Remarks at the opening of the General Assembly made by newly re-installed President Pro Tem of the Senate Martin Looney, who can be relied upon to set in stone Democrat goals in the chamber for the new Lamont administration, demonstrate that the Republican spending firewall has collapsed.
As is the case with most progressives in the General Assembly, Looney wants more: paid leave; a raise in the minimum wage; equitable justice, i.e. a “second chance’ reentry of convicted criminals into the non-criminal community; enlightened policies; a nurturing, supportive government; affordable housing, patient centered health care; superb education, including child care so that children will no longer be poisoned by a feeling of failure; the elimination of barriers that separate our communities; regional cooperation and much more.
Looney did not mention whether he would favor the elimination of municipal governments, presumptive “walls” that separate our communities, so that his vision of a true community of souls may be more perfectly realized. Enlightened policies in the future presumably will be those favored by the progressive Looney in the Senate and the even more progressive Speaker of the House Joe Aresimowicz.

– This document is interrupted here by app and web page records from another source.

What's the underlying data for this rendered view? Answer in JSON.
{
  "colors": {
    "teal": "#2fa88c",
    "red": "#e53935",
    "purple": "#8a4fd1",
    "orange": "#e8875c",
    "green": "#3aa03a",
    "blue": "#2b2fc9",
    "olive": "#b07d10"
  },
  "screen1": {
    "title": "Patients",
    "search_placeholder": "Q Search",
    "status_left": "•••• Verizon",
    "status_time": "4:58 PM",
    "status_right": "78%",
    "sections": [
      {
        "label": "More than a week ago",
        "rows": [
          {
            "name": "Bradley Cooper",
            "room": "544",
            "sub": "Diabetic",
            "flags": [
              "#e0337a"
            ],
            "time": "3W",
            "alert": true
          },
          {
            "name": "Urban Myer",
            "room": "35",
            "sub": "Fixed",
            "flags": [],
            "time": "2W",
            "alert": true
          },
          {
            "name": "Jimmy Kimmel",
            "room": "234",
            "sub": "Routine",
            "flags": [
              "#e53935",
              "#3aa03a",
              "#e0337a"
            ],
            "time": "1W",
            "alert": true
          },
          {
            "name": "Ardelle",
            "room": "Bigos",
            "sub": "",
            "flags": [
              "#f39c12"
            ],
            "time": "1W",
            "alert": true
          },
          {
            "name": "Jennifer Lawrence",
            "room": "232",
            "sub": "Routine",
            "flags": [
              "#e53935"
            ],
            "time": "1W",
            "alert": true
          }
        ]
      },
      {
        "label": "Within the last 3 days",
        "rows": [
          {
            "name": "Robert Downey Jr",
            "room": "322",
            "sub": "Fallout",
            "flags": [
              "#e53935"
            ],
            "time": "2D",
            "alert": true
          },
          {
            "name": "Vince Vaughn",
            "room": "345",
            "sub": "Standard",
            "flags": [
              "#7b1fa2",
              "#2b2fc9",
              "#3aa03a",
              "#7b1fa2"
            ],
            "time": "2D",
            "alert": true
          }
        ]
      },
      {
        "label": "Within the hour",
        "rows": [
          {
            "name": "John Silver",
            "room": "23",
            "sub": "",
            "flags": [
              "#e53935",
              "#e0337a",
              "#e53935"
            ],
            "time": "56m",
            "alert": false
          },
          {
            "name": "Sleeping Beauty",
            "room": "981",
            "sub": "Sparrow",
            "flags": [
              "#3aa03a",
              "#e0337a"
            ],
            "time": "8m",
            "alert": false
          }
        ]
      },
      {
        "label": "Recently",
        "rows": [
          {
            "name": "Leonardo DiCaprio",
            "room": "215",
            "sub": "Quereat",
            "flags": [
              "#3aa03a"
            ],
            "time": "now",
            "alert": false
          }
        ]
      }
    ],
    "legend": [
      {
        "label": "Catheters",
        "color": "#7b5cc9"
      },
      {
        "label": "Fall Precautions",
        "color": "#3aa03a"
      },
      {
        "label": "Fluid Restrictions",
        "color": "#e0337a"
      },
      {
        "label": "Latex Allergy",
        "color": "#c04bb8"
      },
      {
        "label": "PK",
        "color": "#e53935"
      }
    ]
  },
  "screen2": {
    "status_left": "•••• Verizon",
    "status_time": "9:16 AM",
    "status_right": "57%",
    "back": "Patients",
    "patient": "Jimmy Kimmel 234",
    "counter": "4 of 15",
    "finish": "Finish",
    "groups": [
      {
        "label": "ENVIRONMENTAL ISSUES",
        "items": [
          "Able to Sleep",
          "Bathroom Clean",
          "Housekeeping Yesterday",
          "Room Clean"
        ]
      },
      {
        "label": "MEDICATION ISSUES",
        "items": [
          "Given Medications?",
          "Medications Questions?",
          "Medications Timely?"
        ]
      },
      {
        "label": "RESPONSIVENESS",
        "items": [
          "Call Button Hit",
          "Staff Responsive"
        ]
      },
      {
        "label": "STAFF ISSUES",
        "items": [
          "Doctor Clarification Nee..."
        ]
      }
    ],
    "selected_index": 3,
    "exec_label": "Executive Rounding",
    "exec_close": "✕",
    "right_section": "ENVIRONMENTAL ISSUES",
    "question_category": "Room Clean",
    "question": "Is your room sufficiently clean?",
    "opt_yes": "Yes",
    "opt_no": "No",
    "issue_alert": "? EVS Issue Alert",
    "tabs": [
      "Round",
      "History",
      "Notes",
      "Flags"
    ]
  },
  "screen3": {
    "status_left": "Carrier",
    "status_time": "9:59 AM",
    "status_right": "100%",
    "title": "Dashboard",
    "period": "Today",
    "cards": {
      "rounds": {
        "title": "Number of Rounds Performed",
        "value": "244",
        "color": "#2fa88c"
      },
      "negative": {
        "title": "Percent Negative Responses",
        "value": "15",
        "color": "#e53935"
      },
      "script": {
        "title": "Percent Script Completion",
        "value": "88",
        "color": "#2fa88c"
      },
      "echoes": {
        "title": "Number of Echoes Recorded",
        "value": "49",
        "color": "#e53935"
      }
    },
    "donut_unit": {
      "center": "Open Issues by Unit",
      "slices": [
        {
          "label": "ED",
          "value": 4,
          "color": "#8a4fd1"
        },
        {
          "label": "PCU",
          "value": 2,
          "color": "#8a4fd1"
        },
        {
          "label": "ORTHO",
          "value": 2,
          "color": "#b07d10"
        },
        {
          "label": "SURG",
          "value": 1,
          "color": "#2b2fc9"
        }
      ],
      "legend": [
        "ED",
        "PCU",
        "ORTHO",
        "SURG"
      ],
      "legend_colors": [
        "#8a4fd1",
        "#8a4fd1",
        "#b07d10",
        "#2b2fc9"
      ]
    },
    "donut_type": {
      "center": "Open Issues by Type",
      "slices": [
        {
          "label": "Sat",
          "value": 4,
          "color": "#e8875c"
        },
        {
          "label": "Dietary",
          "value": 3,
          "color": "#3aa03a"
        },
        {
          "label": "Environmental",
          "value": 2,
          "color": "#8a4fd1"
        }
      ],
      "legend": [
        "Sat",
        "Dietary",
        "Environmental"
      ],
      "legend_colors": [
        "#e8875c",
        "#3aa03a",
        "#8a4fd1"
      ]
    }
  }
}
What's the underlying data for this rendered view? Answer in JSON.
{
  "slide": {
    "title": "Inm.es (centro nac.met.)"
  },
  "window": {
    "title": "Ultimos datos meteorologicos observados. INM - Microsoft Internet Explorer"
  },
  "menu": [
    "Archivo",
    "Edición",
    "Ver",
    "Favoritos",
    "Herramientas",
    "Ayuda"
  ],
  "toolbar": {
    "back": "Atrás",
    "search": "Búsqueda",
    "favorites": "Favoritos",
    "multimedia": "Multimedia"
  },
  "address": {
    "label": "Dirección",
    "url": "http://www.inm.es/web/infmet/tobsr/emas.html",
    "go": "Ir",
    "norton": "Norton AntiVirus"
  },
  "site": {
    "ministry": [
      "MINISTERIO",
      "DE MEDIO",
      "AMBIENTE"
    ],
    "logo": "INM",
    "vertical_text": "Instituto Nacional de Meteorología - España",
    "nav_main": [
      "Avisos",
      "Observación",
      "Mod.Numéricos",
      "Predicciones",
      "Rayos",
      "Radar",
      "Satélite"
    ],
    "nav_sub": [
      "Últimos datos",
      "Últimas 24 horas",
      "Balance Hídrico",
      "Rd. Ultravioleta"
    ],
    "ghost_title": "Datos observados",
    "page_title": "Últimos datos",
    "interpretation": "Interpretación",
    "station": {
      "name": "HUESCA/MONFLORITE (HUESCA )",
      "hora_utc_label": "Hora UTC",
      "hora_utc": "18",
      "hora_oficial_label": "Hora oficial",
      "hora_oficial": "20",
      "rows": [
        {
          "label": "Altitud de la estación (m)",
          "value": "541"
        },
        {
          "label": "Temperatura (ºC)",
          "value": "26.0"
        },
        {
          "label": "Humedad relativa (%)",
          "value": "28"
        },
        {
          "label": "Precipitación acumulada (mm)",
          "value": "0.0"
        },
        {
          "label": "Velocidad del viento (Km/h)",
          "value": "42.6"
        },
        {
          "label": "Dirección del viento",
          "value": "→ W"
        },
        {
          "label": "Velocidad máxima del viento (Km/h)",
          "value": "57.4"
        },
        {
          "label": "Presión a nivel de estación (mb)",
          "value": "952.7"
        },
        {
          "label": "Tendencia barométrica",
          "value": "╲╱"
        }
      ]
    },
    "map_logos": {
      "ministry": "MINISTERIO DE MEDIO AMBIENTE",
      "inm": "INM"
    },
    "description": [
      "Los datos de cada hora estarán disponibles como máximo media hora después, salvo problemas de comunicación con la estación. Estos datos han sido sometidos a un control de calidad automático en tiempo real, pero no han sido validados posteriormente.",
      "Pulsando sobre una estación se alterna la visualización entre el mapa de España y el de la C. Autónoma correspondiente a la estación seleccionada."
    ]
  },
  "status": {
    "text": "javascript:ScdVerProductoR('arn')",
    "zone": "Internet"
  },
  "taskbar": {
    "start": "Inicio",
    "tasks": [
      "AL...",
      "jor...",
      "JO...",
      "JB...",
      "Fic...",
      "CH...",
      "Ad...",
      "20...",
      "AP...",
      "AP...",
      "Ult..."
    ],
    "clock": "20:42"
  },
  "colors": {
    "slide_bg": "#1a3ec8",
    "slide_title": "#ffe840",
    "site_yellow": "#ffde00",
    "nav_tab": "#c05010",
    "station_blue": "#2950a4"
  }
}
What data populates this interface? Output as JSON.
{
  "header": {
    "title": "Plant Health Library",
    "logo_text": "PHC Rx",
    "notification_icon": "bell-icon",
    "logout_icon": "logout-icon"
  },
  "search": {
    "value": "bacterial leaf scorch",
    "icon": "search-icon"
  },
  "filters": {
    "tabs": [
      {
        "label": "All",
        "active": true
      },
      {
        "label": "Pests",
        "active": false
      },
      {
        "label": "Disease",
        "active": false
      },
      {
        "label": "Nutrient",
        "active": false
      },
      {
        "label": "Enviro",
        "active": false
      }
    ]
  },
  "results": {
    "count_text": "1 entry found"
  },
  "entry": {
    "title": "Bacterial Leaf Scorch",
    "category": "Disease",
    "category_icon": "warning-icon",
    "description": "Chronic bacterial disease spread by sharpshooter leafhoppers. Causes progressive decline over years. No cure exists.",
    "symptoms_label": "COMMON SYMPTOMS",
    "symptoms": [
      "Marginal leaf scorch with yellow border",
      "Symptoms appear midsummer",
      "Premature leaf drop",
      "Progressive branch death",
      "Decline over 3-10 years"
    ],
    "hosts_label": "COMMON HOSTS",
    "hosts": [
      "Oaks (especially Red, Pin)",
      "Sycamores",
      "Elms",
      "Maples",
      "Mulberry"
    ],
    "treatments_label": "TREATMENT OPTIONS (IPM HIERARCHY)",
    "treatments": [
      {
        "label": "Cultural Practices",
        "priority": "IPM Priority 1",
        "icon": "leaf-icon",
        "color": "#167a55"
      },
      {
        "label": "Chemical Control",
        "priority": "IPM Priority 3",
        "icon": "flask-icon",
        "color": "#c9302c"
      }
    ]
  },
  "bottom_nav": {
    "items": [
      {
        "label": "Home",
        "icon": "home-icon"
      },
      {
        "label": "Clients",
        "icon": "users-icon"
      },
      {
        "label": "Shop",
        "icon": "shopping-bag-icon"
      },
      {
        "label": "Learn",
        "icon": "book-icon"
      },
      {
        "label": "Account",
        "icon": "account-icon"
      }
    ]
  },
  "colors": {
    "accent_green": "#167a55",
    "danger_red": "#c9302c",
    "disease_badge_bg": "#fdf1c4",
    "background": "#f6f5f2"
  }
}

Republican battalions in the General Assembly were decimated in state elections. Purely as a practical, mathematical matter, Republicans will have a voice but not a vote that matters in the Lamont era. More precisely, Republican votes will matter only as a voice of easily overridden opposition. However, if the recently concluded election taught Republicans anything, it is this: It is better to be vocal than mute. Silence in law and politics signifies assent.
Columnist Chris Powell wrote in the Journal Inquirer prior to Governor Ned Lamont’s State of the State address before the General Assembly, “During his campaign and the preparation of his administration Lamont endorsed or smiled upon nearly every liberal objective -- a higher minimum wage, free college, more free medical care, paid family leave, property tax relief, another ineffectual rewriting of the municipal school aid formula, and so forth. He has assured all the grasping Democratic constituencies that he has no ideas of his own and wouldn't dare question their premises.”
If Powell is right, Lamont will be led down the spending aisle by the usual usher, Democrat progressives in the General Assembly far more experienced in the ways of governing than the untried governor, whose experience in legislative matters is at least as shallow as that of his Republican opponent, Bob Stefanowski.
All the talk about Connecticut “reinventing itself” may be a prelude to “more of the same” reformist tendencies. Former Governor Lowell Weicker, quoted in one story as having said of Lamont “I think he’ll be a great governor — not a good one, a great one — better than Lowell Weicker," reinvented even Connecticut when he rammed an income tax through a resistant legislature, vetoing three non-income-tax balanced budgets. Departing Governor Dan Malloy reinvented Connecticut anew when he imposed on the state two income tax increases that, taken together, represent the largest tax increase of any administration in state history. And here we are – in low-dive competing with New York in a race to the bottom.
Re-invention is very much overrated. What Thomas Paine said about the character of a man applies as well to the character of a state: "Character is much easier kept than recovered." It is much sounder political strategy to preserve live traditions rather than engaging in fatal re-inventions.
Connecticut already HAS a character that fortunately has not been entirely eviscerated by years of imprudent taxing and spending. One must listen very closely to progressives in the state legislature to discover their plans, if any, to cut spending permanently and long-term. Instead, we have had during the eight years of the Malloy administration a government that reformed everything but government, which has been growing at an alarming pace ever since Weicker – who believes that Lamont will be a great governor, even “better than Lowell Weicker" – changed the fixed character of Connecticut by making it more like Governor Andrew Cuomo’s New York, hardly a model of prudent governance.